Tutti sappiamo che, quando crollano delle abitazioni, operare in maniera rapida ed efficace è di fondamentale importanza per tentare di salvare delle vite umane. La prima cosa da fare è cercare di localizzare gli sfortunati individui colpiti dalla disgrazia. Poi occorre effettuare le operazioni con estrema cautela, per scongiurare il peggio. Il primo aspetto viene oggi gestito con l'ausilio di cani specializzati e di telecamere endoscopiche.

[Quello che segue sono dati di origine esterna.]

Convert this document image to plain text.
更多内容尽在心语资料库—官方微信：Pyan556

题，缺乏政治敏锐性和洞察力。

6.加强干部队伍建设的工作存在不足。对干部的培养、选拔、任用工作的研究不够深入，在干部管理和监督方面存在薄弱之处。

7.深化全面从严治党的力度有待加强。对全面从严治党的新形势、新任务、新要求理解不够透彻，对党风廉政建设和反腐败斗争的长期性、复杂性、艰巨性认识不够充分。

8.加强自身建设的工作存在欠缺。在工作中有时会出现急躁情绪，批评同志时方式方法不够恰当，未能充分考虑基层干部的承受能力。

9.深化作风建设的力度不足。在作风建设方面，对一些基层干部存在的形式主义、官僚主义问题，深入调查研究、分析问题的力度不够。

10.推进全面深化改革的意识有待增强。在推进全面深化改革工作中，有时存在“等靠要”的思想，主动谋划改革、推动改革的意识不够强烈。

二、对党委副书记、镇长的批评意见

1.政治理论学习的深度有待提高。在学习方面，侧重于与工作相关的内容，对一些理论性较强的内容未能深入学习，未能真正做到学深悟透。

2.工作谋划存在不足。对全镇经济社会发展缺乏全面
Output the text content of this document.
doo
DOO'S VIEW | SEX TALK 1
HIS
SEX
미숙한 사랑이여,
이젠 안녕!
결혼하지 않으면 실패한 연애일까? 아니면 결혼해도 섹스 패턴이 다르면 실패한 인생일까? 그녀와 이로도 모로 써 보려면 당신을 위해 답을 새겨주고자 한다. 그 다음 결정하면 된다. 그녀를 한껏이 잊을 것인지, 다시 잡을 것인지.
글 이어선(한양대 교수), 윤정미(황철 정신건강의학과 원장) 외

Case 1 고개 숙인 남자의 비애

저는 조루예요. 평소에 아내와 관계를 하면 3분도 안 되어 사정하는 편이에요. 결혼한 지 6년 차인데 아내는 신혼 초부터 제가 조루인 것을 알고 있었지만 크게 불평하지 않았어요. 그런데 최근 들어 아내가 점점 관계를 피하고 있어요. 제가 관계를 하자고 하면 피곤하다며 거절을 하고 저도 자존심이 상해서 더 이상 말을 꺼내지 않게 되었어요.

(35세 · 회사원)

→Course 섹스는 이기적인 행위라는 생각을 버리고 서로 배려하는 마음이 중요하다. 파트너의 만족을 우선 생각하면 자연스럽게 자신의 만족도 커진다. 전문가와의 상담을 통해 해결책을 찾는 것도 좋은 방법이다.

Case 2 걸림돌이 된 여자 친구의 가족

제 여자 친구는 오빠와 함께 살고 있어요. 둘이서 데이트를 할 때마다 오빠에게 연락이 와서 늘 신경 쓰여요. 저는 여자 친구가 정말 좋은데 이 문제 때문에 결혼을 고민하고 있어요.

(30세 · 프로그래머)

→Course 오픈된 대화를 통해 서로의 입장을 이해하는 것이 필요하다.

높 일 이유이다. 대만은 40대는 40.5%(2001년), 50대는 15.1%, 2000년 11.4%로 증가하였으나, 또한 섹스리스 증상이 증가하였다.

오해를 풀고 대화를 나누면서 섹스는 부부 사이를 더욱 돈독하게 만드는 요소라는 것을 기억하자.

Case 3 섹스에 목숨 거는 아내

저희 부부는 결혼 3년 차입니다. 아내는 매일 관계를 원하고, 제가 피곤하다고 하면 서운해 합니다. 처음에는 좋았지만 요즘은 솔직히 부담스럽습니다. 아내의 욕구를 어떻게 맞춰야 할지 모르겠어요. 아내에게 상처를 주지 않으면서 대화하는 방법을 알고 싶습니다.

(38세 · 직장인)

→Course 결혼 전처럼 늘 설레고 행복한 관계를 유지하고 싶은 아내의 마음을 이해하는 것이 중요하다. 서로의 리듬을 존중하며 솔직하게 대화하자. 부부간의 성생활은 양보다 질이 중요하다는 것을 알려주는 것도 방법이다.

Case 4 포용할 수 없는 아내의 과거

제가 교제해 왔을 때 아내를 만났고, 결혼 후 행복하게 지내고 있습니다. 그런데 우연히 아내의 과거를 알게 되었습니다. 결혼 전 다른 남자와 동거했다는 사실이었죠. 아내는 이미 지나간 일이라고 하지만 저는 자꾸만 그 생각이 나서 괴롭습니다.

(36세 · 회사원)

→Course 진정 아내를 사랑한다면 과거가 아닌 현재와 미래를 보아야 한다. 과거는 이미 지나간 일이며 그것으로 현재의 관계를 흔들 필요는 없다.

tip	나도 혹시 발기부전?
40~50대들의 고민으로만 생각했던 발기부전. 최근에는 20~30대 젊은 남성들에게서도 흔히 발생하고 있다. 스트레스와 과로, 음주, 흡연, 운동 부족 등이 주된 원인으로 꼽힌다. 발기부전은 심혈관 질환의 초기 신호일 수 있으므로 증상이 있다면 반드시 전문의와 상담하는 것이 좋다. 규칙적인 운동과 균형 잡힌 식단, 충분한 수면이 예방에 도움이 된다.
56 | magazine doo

In un futuro non troppo lontano le unità di soccorso potranno giovarsi anche del robot di cui ci stiamo occupando, concepito per queste missioni. Il modello, pesante solo 28 grammi, mostra doti di grande agilità e può coprire una distanza di 140 centimetri in tutte le direzioni. Può inoltre salire fine a tre metri di altezza. Perché l'impiego vada a buon fine è necessario ricorrere a una batteria di questi apparecchi, da utilizzare in gran numero sugli scenari operativi, dove possono mappare il quadro con rappresentazioni 3D delle macerie e individuare l'eventuale presenza di corpi umani. Al momento non si sa a quali sensori il prototipo faccia appello per localizzare questi ultimi.